Command usage of: python deepconstr/train/run.py

Important Arguments:

tran.target: Specifies the API name or path to extract. This can be a single API name (e.g., "torch.add"), a list containing multiple API names (e.g., ["torch.add", "torch.abs"]), or a JSON file path containing the list.
train.retrain: A boolean value that determines whether to reconduct constraint extraction. If set to false, the tool will only collect APIs that haven't been extracted. If set to true, the tool collects all APIs except those where the pass rate exceeds the preset target pass rate (train.pass_rate).
train.pass_rate: The target pass rate to filter out APIs that have a pass rate higher than this target.
train.parallel: The number of parallel processes used to validate the constraints. We do not recommend to set this argument to 1.
train.record_path: The path where the extracted constraints are saved. This directlry should be the same as the mgen.record_path in the fuzzing step.
hydra.verbose: Set the logging level of Hydra for specific modules ("smt", "train", "convert", "constr", "llm", etc). If you want to see all the log messages, you can set it to True.
train.num_eval: The number of evaluations performed to validate the constraints (default: 500).
model.type: Choose from ["tensorflow", "torch"].
backend.type: Choose from ["xla", "torchjit"].
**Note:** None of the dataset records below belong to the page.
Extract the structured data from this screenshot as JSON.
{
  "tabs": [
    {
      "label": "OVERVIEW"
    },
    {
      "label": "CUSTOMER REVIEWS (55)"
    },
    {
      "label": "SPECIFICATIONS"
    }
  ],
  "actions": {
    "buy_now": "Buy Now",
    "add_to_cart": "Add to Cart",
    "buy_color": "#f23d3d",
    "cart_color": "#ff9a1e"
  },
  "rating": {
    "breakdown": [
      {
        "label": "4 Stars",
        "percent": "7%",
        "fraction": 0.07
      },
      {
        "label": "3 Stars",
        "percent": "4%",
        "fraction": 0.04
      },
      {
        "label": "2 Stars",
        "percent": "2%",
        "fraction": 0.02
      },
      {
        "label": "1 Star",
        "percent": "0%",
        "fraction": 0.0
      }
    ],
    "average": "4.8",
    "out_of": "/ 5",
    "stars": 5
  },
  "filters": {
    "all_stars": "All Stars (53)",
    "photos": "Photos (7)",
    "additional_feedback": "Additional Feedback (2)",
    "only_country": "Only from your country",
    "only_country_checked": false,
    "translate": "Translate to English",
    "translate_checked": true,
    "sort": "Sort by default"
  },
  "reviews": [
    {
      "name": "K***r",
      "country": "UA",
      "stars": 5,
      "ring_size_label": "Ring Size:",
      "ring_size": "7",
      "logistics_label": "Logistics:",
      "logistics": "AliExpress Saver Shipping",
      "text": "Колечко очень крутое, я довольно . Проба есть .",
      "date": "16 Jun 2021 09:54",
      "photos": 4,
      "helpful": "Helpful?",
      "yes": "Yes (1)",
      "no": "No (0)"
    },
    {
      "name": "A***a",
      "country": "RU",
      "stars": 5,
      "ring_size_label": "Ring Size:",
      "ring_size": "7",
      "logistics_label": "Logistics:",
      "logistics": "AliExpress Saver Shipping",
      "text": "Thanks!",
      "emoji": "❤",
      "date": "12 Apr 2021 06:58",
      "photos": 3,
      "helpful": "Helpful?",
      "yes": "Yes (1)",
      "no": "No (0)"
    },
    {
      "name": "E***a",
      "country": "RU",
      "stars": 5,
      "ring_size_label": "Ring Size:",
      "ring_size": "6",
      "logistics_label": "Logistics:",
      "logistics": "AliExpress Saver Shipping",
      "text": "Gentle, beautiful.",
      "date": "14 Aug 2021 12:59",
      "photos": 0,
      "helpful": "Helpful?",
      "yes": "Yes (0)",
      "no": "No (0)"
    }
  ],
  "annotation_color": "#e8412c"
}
Other Arguments: For additional details, refer to the values under train at /DeepConstr/nnsmith/config/main.yaml.

Outputs:

$(pwd)/${train.record_path}/torch if model.type is torch
$(pwd)/${train.record_path}/tf if model.type is tensorflow

Quick Start :

Please set your train.record_path to the desired location that you want to store. For instance, $(pwd)/repro/records/torch

for PyTorch

Below command will extract constraints from "torch.add","torch.abs". The extracted constraints are stored to $(pwd)/repro/records/torch. We recommand to set train.parallel to larger than 1. The approximate cost will be $0.40 for extracting constraints from 2 operators.
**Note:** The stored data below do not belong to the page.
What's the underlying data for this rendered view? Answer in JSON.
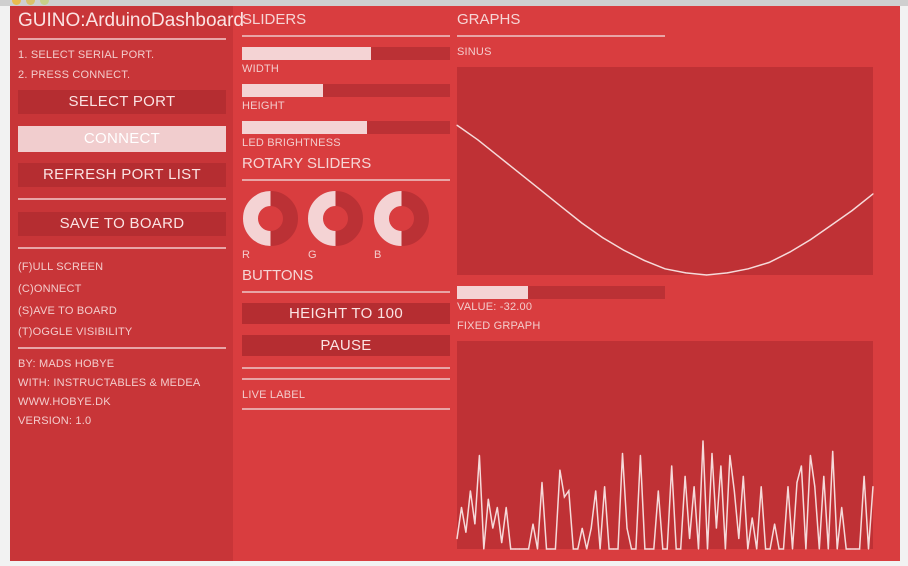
{
  "app": {
    "title": "GUINO:ArduinoDashboard"
  },
  "steps": [
    "1. SELECT SERIAL PORT.",
    "2. PRESS CONNECT."
  ],
  "left_buttons": {
    "select_port": "SELECT PORT",
    "connect": "CONNECT",
    "refresh": "REFRESH PORT LIST",
    "save": "SAVE TO BOARD"
  },
  "shortcuts": [
    "(F)ULL SCREEN",
    "(C)ONNECT",
    "(S)AVE TO BOARD",
    "(T)OGGLE VISIBILITY"
  ],
  "credits": [
    "BY: MADS HOBYE",
    "WITH: INSTRUCTABLES & MEDEA",
    "WWW.HOBYE.DK",
    "VERSION: 1.0"
  ],
  "sliders": {
    "heading": "SLIDERS",
    "items": [
      {
        "label": "WIDTH",
        "value": 0.62
      },
      {
        "label": "HEIGHT",
        "value": 0.39
      },
      {
        "label": "LED BRIGHTNESS",
        "value": 0.6
      }
    ]
  },
  "rotary": {
    "heading": "ROTARY SLIDERS",
    "items": [
      {
        "label": "R",
        "value": 0.5
      },
      {
        "label": "G",
        "value": 0.5
      },
      {
        "label": "B",
        "value": 0.5
      }
    ]
  },
  "buttons": {
    "heading": "BUTTONS",
    "height_to_100": "HEIGHT TO 100",
    "pause": "PAUSE",
    "live_label": "LIVE LABEL"
  },
  "graphs": {
    "heading": "GRAPHS",
    "sinus_label": "SINUS",
    "value_label": "VALUE: -32.00",
    "value_fraction": 0.34,
    "fixed_label": "FIXED GRPAPH"
  },
  "colors": {
    "background": "#d93d3f",
    "left_panel": "#c83538",
    "graph_panel": "#bf3135",
    "accent_light": "#f4d3d4"
  },
  "chart_data": [
    {
      "type": "line",
      "title": "SINUS",
      "x": [
        0,
        0.05,
        0.1,
        0.15,
        0.2,
        0.25,
        0.3,
        0.35,
        0.4,
        0.45,
        0.5,
        0.55,
        0.6,
        0.65,
        0.7,
        0.75,
        0.8,
        0.85,
        0.9,
        0.95,
        1
      ],
      "values": [
        0.72,
        0.65,
        0.57,
        0.49,
        0.41,
        0.33,
        0.25,
        0.18,
        0.12,
        0.07,
        0.03,
        0.01,
        0.0,
        0.01,
        0.03,
        0.06,
        0.11,
        0.17,
        0.24,
        0.31,
        0.39
      ],
      "ylim": [
        0,
        1
      ],
      "grid": false
    },
    {
      "type": "line",
      "title": "FIXED GRPAPH",
      "values": [
        0.05,
        0.2,
        0.08,
        0.28,
        0.12,
        0.45,
        0.0,
        0.24,
        0.1,
        0.2,
        0.03,
        0.2,
        0.0,
        0.0,
        0.0,
        0.0,
        0.0,
        0.12,
        0.0,
        0.32,
        0.0,
        0.0,
        0.0,
        0.38,
        0.25,
        0.28,
        0.0,
        0.0,
        0.1,
        0.0,
        0.1,
        0.28,
        0.0,
        0.3,
        0.0,
        0.0,
        0.0,
        0.46,
        0.1,
        0.0,
        0.0,
        0.45,
        0.0,
        0.0,
        0.0,
        0.28,
        0.0,
        0.0,
        0.4,
        0.0,
        0.0,
        0.35,
        0.05,
        0.3,
        0.0,
        0.52,
        0.0,
        0.46,
        0.1,
        0.4,
        0.0,
        0.45,
        0.28,
        0.05,
        0.35,
        0.0,
        0.15,
        0.0,
        0.3,
        0.0,
        0.0,
        0.12,
        0.0,
        0.0,
        0.3,
        0.0,
        0.32,
        0.4,
        0.0,
        0.45,
        0.3,
        0.0,
        0.35,
        0.0,
        0.47,
        0.0,
        0.2,
        0.0,
        0.0,
        0.0,
        0.0,
        0.35,
        0.0,
        0.3
      ],
      "ylim": [
        0,
        1
      ],
      "grid": false
    }
  ]
}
PYTHONPATH=/DeepConstr/:/DeepConstr/nnsmith/:/DeepConstr/deepconstr/:$PYTHONPATH \
python deepconstr/train/run.py train.record_path=repro/records/torch backend.type=torchcomp \
model.type=torch hydra.verbose=train train.parallel=1 train.num_eval=500 \
train.pass_rate=95 hydra.verbose=['train'] \
train.retrain=false train.target='["torch.add","torch.abs"]'

By specifying the path to a JSON file, you can target a specific set of APIs for processing. This JSON file should contain a list of API names.
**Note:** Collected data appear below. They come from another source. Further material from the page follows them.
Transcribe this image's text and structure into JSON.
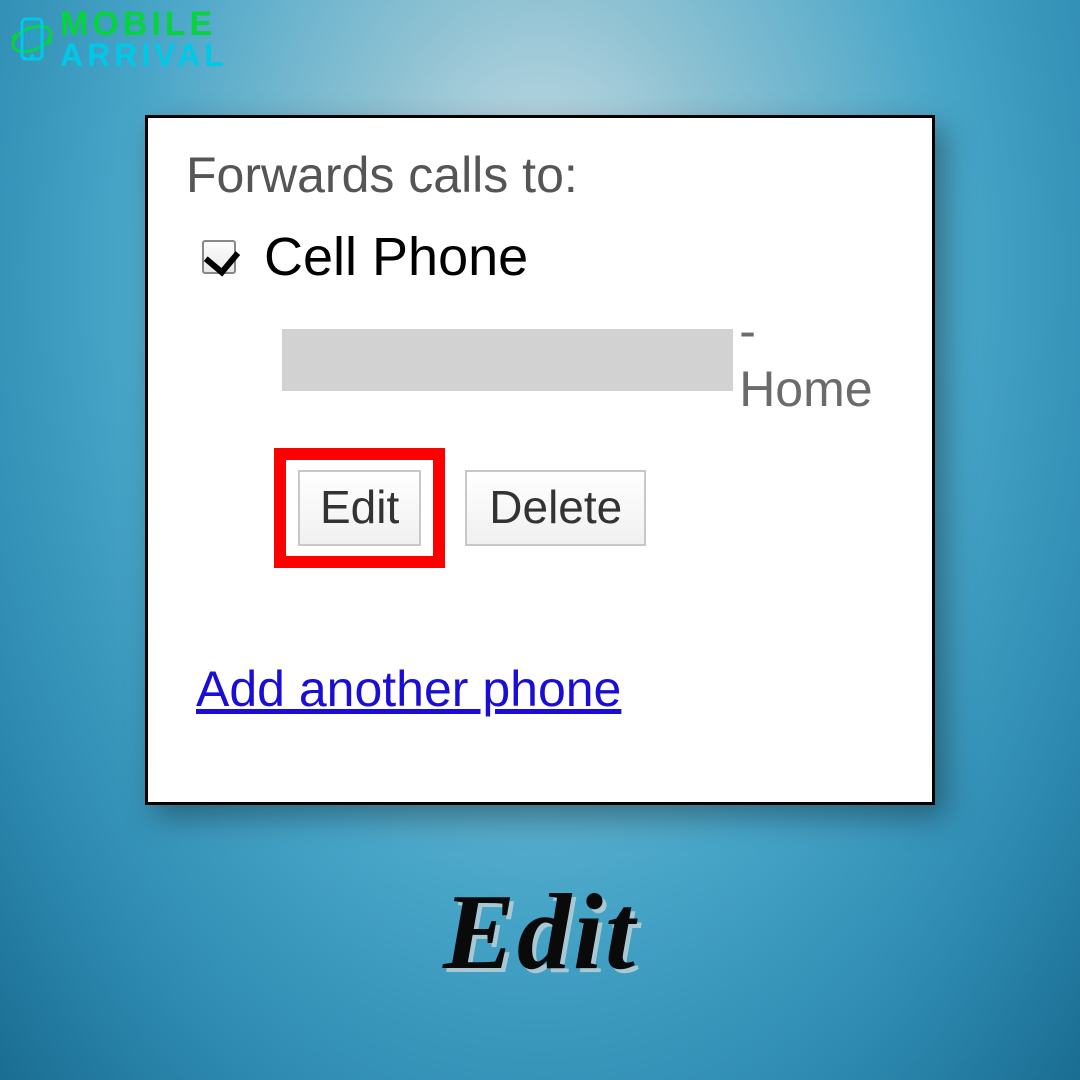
{
  "logo": {
    "line1": "MOBILE",
    "line2": "ARRIVAL"
  },
  "panel": {
    "heading": "Forwards calls to:",
    "phone_label": "Cell Phone",
    "type_label": "- Home",
    "edit_button": "Edit",
    "delete_button": "Delete",
    "add_link": "Add another phone"
  },
  "caption": "Edit"
}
PYTHONPATH=/DeepConstr/:/DeepConstr/nnsmith/:/DeepConstr/deepconstr/:$PYTHONPATH \
python deepconstr/train/run.py train.record_path=repro/records/torch backend.type=torchcomp \
model.type=torch hydra.verbose=train train.parallel=1 train.num_eval=500 \
train.pass_rate=95 hydra.verbose=['train'] \
train.retrain=false train.target='/your/json/path'

for TensorFlow

Below command will extract constraints from "tf.add", "tf.abs". The extracted constraints are stored to $(pwd)/repro/records/tf. The approximate cost will be less than $0.01 since these operators does not contain complicate constraints.

PYTHONPATH=/DeepConstr/:/DeepConstr/nnsmith/:/DeepConstr/deepconstr/:$PYTHONPATH \
python deepconstr/train/run.py train.record_path=repro/records/tf backend.type=xla \
model.type=tensorflow hydra.verbose=train train.parallel=1 train.num_eval=300 train.pass_rate=95 hydra.verbose=['train'] \
train.retrain=false train.target='["tf.add","tf.abs"]'

For NumPy

Below command will extract constraints from "numpy.add" and extracted constraints are stored to $(pwd)/repro/records/numpy. The approximate cost will be less than $0.01 for running below commands.

PYTHONPATH=/DeepConstr/:/DeepConstr/nnsmith/:/DeepConstr/deepconstr/:$PYTHONPATH \
python deepconstr/train/run.py train.record_path=repro/records/numpy backend.type=numpy \
model.type=numpy hydra.verbose=train train.parallel=1 train.num_eval=300 train.pass_rate=95 hydra.verbose=['train'] \
train.retrain=false train.target='["numpy.add"]'

Reproduce Experiments

Comparative Experiment (RQ1)

Check trained operators( table 1)

You can inspect the number of trained APIs by executing the following commands:

python experiments/apis_overview.py /DeepConstr/data/records
# Number of trained tf apis:  258
# Number of trained torch apis:  843

Coverage Comparison Experiment

Note

To reproduce this experiment, please pull our Docker image.

We have four baselines for conducting experiments. Additionally, approximately 700 operators (programs) require testing for PyTorch and 150 operators for TensorFlow. Given that each operator needs to be tested for 15 minutes, completing the experiment will be time-intensive. To expedite the process, we recommend using the exp.parallel argument to enable multiple threads during the experiment(We set this to 16 when running the experiment). The experiment results will be saved in the folder specified by exp.save_dir.

for PyTorch

First, change the environment to the conda environment created for this project. We strongly recommend to set exp.parallel larger than 1.

conda activate cov

PYTHONPATH=/DeepConstr/:/DeepConstr/nnsmith/:/DeepConstr/deepconstr/:$PYTHONPATH \
python experiments/evaluate_apis.py \
exp.save_dir=exp/torch mgen.record_path=$(pwd)/data/records/torch/ mgen.pass_rate=0.05 model.type=torch backend.type=torchjit fuzz.time=15m exp.parallel=16 mgen.noise=0.8 exp.targets=/DeepConstr/data/torch_dc_neuri.json exp.baselines="['deepconstr', 'neuri', 'symbolic-cinit', 'deepconstr_2']"

for TensorFlow

PYTHONPATH=/DeepConstr/:/DeepConstr/nnsmith/:/DeepConstr/deepconstr/:$PYTHONPATH \
python experiments/evaluate_apis.py \
exp.save_dir=exp/tf mgen.record_path=$(pwd)/data/records/tf/ mgen.pass_rate=0.05 model.type=tensorflow backend.type=xla fuzz.time=15m exp.parallel=16 mgen.noise=0.8 exp.targets=/DeepConstr/data/tf_dc_neuri.json exp.baselines="['deepconstr', 'neuri', 'symbolic-cinit', 'deepconstr_2']"

Summarize the results

Specify the folder name that you used in a previous experiment. Use the -o option to name the output file. The final experiment results will be saved in the path that is specified through -o.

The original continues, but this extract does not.